Utrecht

Spuren unter dem Meeresgrund

Forscher glauben, dass Mikroben noch kilometertief im Erdmantel aktiv sind

Utrecht. Leben ist auf der Erde möglicherweise viel weiter verbreitet als bisher bekannt. Eine Studie an Schlammvulkanen am Grund des Pazifiks kommt zu dem Schluss, dass Mikroorganismen noch 10.000 Meter unterhalb des Meeresbodens gedeihen können. Noch in dieser Tiefe werde die Temperatur von 122 Grad Celsius, die bisher als Grenze für Leben gilt, nicht überschritten. Das berechnete das internationale Team um Oliver Plümper von der Universität Utrecht in den „Proceedings“ der US-Nationalen Akademie der Wissenschaften („PNAS“).

Die Forscher untersuchten Bohrkerne aus der Izu-Bonin-Marianen Subduktionszone im Westpazifik, wo sich die Pazifische Erdplatte unter die Philippinische schiebt und Wasser bis in den Erdmantel gelangt. Das Gebiet reicht von Japan aus 2800 Kilometer bis südlich der Insel Guam, es enthält die mit etwa 11.000 Metern tiefsten Meeresstellen weltweit.
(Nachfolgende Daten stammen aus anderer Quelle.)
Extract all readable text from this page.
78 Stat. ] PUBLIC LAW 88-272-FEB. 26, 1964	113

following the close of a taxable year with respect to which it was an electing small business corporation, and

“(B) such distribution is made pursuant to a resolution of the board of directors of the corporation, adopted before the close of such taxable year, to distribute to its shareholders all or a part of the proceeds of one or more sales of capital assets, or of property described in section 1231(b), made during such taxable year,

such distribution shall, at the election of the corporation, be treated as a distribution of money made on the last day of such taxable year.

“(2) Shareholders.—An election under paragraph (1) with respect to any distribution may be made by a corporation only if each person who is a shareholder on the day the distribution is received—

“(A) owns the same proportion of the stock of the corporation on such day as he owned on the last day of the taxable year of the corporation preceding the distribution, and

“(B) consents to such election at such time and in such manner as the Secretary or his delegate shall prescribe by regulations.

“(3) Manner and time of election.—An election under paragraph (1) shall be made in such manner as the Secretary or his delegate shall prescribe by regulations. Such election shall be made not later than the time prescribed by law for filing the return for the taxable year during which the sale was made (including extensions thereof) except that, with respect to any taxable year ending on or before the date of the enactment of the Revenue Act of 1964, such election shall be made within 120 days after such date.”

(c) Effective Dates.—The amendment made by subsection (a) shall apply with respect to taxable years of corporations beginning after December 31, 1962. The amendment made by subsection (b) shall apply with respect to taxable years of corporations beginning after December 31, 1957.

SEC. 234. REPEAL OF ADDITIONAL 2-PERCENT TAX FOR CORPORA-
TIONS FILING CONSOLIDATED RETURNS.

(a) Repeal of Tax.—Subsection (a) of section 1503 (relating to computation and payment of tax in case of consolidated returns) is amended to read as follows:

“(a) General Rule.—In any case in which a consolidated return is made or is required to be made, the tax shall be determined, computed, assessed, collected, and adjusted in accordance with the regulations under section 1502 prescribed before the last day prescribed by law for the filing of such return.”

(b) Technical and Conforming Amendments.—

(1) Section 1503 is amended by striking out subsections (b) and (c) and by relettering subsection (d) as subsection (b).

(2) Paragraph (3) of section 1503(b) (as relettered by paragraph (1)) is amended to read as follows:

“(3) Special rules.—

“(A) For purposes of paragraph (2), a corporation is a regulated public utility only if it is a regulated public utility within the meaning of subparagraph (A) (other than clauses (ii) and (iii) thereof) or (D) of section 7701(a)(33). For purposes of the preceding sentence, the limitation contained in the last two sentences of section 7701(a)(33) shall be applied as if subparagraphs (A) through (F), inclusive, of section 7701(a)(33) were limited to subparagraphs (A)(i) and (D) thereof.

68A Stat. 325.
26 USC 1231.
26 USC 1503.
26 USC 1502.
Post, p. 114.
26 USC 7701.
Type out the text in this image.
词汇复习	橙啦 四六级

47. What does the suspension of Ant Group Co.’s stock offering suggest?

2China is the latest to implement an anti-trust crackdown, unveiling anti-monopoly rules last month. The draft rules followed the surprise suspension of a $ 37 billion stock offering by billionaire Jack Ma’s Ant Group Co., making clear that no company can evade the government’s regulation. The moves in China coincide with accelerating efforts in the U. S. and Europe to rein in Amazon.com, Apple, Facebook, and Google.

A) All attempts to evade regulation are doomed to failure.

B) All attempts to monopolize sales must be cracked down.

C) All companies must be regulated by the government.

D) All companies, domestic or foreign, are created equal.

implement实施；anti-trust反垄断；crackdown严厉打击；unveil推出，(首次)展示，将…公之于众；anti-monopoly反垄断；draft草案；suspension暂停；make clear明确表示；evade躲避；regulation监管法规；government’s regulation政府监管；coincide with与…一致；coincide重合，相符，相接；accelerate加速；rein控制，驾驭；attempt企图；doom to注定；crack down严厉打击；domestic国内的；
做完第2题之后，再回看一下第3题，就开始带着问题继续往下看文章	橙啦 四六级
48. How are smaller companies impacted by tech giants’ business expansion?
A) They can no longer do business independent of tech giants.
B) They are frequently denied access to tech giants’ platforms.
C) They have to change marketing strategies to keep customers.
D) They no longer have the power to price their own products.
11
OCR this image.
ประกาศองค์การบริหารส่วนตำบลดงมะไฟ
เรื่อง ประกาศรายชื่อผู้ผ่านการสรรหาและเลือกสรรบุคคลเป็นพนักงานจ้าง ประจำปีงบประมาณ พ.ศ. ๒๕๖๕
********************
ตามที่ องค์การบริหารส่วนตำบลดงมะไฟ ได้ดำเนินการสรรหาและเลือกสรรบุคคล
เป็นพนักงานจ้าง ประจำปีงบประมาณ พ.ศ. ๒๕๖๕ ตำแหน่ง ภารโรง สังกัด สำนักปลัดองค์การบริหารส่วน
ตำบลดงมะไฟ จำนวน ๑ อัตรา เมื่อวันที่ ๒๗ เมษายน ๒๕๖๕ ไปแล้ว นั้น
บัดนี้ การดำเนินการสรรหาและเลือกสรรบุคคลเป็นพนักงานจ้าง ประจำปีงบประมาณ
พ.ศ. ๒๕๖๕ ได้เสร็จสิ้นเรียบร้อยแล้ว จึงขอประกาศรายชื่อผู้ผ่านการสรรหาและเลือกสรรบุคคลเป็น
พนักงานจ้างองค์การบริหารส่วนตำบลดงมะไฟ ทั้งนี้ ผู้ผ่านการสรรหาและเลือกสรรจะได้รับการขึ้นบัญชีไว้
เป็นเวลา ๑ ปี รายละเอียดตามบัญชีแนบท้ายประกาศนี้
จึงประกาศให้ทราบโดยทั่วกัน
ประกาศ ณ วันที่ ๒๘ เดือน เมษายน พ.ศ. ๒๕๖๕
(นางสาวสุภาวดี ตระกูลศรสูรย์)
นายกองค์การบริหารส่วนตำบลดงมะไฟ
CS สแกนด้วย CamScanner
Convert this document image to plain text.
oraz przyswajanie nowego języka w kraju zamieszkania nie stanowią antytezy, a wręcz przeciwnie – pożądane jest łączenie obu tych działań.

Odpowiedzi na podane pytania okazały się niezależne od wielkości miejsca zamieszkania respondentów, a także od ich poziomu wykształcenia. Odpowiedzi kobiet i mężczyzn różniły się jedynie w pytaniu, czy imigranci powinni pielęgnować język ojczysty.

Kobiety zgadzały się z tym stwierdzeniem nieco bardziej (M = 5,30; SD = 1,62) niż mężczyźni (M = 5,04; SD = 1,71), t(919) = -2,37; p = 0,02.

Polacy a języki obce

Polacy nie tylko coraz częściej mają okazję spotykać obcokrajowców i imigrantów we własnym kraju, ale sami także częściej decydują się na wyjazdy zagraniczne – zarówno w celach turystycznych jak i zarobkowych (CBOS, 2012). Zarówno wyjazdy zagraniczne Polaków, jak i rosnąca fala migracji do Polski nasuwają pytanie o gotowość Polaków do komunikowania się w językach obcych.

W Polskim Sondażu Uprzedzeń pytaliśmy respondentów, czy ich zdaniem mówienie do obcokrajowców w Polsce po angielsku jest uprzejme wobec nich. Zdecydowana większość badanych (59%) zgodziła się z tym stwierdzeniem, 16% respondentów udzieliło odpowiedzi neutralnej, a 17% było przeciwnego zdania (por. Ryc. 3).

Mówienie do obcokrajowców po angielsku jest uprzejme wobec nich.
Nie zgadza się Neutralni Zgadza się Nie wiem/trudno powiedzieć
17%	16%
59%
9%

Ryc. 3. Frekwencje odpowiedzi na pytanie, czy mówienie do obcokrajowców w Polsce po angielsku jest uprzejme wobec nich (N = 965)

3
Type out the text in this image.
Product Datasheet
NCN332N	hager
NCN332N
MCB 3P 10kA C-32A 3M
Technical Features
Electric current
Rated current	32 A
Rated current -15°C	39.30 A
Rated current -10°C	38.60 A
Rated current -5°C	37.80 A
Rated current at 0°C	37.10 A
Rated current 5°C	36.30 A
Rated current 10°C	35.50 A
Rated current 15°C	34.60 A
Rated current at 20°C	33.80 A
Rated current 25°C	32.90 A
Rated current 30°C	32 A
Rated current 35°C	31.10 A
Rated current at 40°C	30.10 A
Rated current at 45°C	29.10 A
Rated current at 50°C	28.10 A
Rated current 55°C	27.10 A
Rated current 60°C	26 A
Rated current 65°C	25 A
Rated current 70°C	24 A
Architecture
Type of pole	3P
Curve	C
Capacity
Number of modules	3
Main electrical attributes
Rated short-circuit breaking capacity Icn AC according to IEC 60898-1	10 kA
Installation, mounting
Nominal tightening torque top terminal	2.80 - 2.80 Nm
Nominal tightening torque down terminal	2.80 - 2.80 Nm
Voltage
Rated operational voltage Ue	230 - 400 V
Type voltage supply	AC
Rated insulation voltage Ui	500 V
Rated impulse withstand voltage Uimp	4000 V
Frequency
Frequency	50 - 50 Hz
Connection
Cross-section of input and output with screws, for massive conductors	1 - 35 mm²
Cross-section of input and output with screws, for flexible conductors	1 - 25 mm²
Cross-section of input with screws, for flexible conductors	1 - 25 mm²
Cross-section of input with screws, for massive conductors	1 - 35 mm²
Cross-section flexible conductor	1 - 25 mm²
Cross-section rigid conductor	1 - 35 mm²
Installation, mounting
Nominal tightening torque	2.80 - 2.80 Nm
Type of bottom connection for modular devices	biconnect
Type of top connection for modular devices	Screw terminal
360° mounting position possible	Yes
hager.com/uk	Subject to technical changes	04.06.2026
Ein Phänomen in dem Areal sind Schlammvulkane, die hauptsächlich aus Serpentin bestehen. Das weiche Gestein bildet sich im Erdmantel beim Kontakt des Minerals Olivin mit Wasser. In der Tiefe wird Serpentin zerrieben, vermischt sich mit Wasser und steigt als zäher Schlamm wegen seiner geringen Dichte zum Meeresgrund auf. Der Schlamm enthält Gesteinsbrocken, sogenannte Klasten, die Spuren von Vorgängen in der Tiefe archivieren.

Von einem solchen Schlammvulkan, dem vom Meeresgrund 2000 Meter aufragenden South Chamorro, analysierten die Forscher Bohrkerne. Sie reichten vom etwa 3000 Meter tiefen Meeresboden bis in eine Tiefe von 110 Metern. In den Kernen fanden sie in verschiedenen Tiefen organische Stoffe. Deren Herkunft sei zwar unklar, schreibt das Team, die Analysen zeigten jedoch Parallelen zu bakteriellen Stoffen wie Proteinen, Lipiden und Nukleinsäuren. Dies deute auf einen organischen Ursprung hin.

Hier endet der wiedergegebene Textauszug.